Jeff Jones: Hi, guys. And congratulations on the quarter. Thanks for taking the question. I guess you had mentioned updating on data and presenting data, is there a plan to present at a conference or is this just going to be at the — your typical quarterly updates?
Walter Klemp: So our reference here was really focused on the quarterly updates. Having said that, we’re definitely expecting to have presentations at the upcoming ASH and other — CTOS and other critical meetings. Certainly, the data will be interesting for those conferences and we’ve got folks that will be presenting, but our reference in this call is really to make sure that people understand it. You can count on the fact that when we do our quarterly calls, we are going to provide a very thorough clinical update.

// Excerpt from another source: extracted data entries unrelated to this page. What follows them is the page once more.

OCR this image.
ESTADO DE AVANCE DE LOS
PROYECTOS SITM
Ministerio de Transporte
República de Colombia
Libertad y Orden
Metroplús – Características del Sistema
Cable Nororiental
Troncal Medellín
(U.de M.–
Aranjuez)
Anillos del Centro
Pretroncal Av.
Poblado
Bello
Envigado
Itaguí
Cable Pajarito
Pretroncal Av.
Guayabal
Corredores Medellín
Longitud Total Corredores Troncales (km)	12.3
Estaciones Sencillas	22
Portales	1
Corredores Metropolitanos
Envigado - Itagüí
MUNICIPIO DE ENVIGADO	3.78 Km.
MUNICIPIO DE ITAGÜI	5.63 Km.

Jeff Jones: Great. Appreciate that, Wally. And in terms of the MB-107 STS lung mets study, the — in the patients being dosed at the RP2D, I believe you have 15 patients evaluable. Were there any PRs or CRs or do you anticipate sharing waterfall or swimmer plots, so we can get some more visibility to what’s going on with individual patients?
Walter Klemp: So, Paul, do you want to address this question?
John Paul Waymack: Yeah, thank you. First, when we say the data are preliminary, that’s definitely the case because, at the — recommended Phase 2 dose, we still have a lot of patients who are ongoing who have not yet had progressive disease. So we have patients who haven’t even had their six week — initial six-week follow-up scans yet. So these are very preliminary. We have not yet seen a patient with anything better than stable disease. But considering these are averaging about fourth-line therapy, we are not surprised, and we are very pleased just with such late stage patients to be able to get, 67% to 73% of them who have stable disease at the time of the initial evaluation, especially in light of what the literature shows would be expected from this patient population.
Jeff Jones: Great. Thank you, guys.
Operator: Thank you. We’ve reached the end of our question-and-answer session. I’d like to turn the floor back over for any further closing comments.
Walter Klemp: Thank you. Again, thanks everybody. Obviously, as we’ve said in multiple conference calls before this, the data is coming in. And so, it’s actually a pretty exciting time for us and we’re really looking forward to these, especially these next two quarters, just because of the timing of the additional data that’s going to be coming in. So please stay tuned. We can’t wait to report more data. Have a great day.
Operator: Thank you. That does conclude today’s teleconference and webcast. You may disconnect your line at this time and have a wonderful day. We thank you for your participation today.